Coffee husks... from waste to resource

Coffee husks are the outer layer of the coffee fruit that contains a variety of important bioactive compounds for the plant and also has health benefits for humans. The anatomy of this berry is similar to that of other fruits, with a thick, fleshy outer layer that surrounds the coffee seeds or beans.


Coffee berries ripen over a wide period of time, which depends on various factors such as the coffee variety cultivated, altitude, temperature, amount and intensity of sunlight, and even the care and maintenance of the coffee plantations. This means that not all berries ripen at the same time, and it is common to have to harvest the berries individually, in intervals of 7-14 days.
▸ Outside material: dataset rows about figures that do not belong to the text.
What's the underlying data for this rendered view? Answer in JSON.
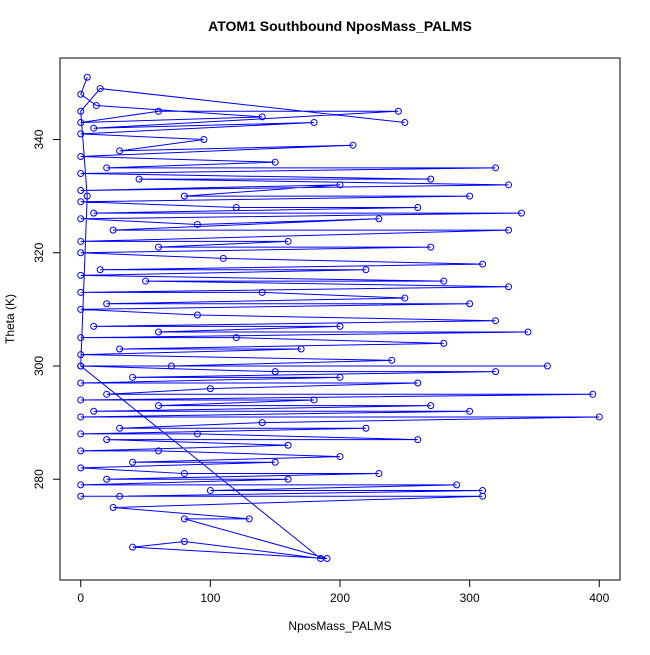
{
  "chart_data": {
    "type": "line",
    "title": "ATOM1 Southbound NposMass_PALMS",
    "xlabel": "NposMass_PALMS",
    "ylabel": "Theta (K)",
    "color": "#0000ff",
    "marker": "circle",
    "x": [
      5,
      0,
      12,
      140,
      0,
      60,
      245,
      10,
      180,
      0,
      95,
      30,
      210,
      0,
      150,
      20,
      320,
      0,
      270,
      45,
      330,
      0,
      200,
      80,
      300,
      0,
      120,
      260,
      10,
      340,
      0,
      90,
      230,
      25,
      330,
      0,
      160,
      60,
      270,
      0,
      110,
      310,
      15,
      220,
      0,
      280,
      50,
      330,
      0,
      140,
      250,
      20,
      300,
      0,
      90,
      320,
      10,
      200,
      60,
      345,
      0,
      120,
      280,
      30,
      170,
      0,
      240,
      70,
      360,
      0,
      150,
      320,
      40,
      200,
      0,
      260,
      100,
      20,
      395,
      0,
      180,
      60,
      270,
      10,
      300,
      0,
      400,
      140,
      30,
      220,
      0,
      90,
      260,
      20,
      160,
      0,
      60,
      200,
      40,
      150,
      0,
      80,
      230,
      20,
      160,
      0,
      290,
      100,
      310,
      30,
      0,
      310,
      25,
      130,
      80,
      190,
      40,
      80,
      185,
      0,
      5,
      0,
      15,
      250
    ],
    "values": [
      351,
      348,
      346,
      344,
      343,
      345,
      345,
      342,
      343,
      341,
      340,
      338,
      339,
      337,
      336,
      335,
      335,
      334,
      333,
      333,
      332,
      331,
      332,
      330,
      330,
      329,
      328,
      328,
      327,
      327,
      326,
      325,
      326,
      324,
      324,
      322,
      322,
      321,
      321,
      320,
      319,
      318,
      317,
      317,
      316,
      315,
      315,
      314,
      313,
      313,
      312,
      311,
      311,
      310,
      309,
      308,
      307,
      307,
      306,
      306,
      305,
      305,
      304,
      303,
      303,
      302,
      301,
      300,
      300,
      300,
      299,
      299,
      298,
      298,
      297,
      297,
      296,
      295,
      295,
      294,
      294,
      293,
      293,
      292,
      292,
      291,
      291,
      290,
      289,
      289,
      288,
      288,
      287,
      287,
      286,
      285,
      285,
      284,
      283,
      283,
      282,
      281,
      281,
      280,
      280,
      279,
      279,
      278,
      278,
      277,
      277,
      277,
      275,
      273,
      273,
      266,
      268,
      269,
      266,
      300,
      330,
      345,
      349,
      343
    ],
    "xlim": [
      -16,
      416
    ],
    "ylim": [
      262.2,
      354.4
    ],
    "xticks": [
      0,
      100,
      200,
      300,
      400
    ],
    "yticks": [
      280,
      300,
      320,
      340
    ]
  }
}
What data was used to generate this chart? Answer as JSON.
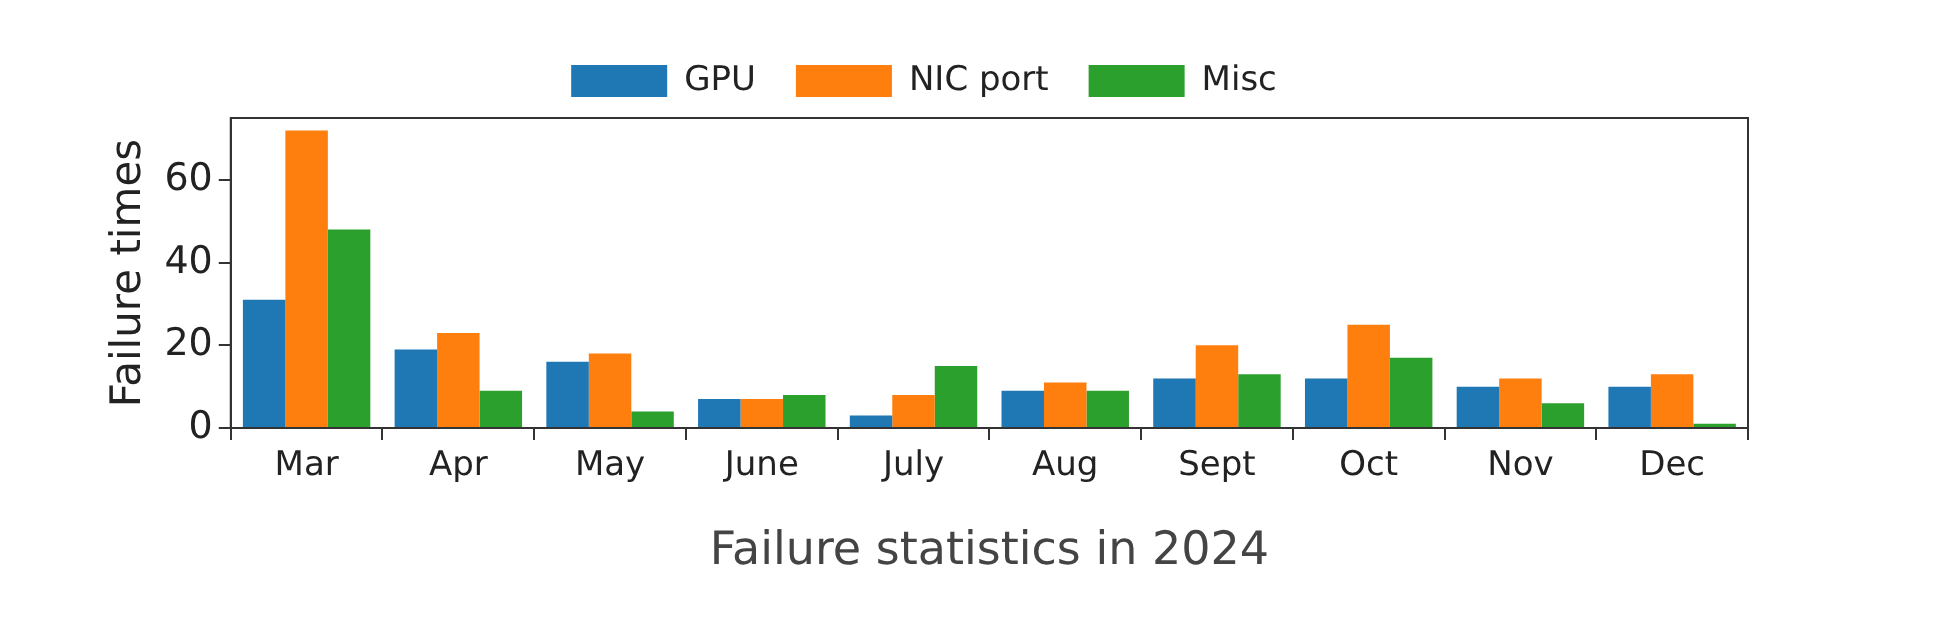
{
  "chart_data": {
    "type": "bar",
    "xlabel": "Failure statistics in 2024",
    "ylabel": "Failure times",
    "categories": [
      "Mar",
      "Apr",
      "May",
      "June",
      "July",
      "Aug",
      "Sept",
      "Oct",
      "Nov",
      "Dec"
    ],
    "series": [
      {
        "name": "GPU",
        "color": "#1f77b4",
        "values": [
          31,
          19,
          16,
          7,
          3,
          9,
          12,
          12,
          10,
          10
        ]
      },
      {
        "name": "NIC port",
        "color": "#ff7f0e",
        "values": [
          72,
          23,
          18,
          7,
          8,
          11,
          20,
          25,
          12,
          13
        ]
      },
      {
        "name": "Misc",
        "color": "#2ca02c",
        "values": [
          48,
          9,
          4,
          8,
          15,
          9,
          13,
          17,
          6,
          1
        ]
      }
    ],
    "ylim": [
      0,
      75
    ],
    "yticks": [
      0,
      20,
      40,
      60
    ],
    "grid": false,
    "legend": "top"
  }
}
During the subsequent processing of coffee, the aim is to isolate the two beans containing each of these berries from the rest of the content of the cherry, removing the various layers that surround the coffee bean/seed: the coffee husk, pulp, mucilage, and parchment.

Until now, after extracting the seeds from the coffee cherry, most husks were discarded or converted into compost to be used as fertilizer on the farm. Traditionally, the husk had been discarded during the coffee bean processing, but since studies found that the husk has lower caffeine levels and a more intense flavor, many companies have started using this waste as an ingredient in their products, and also in non-alcoholic water-based beverage infusions.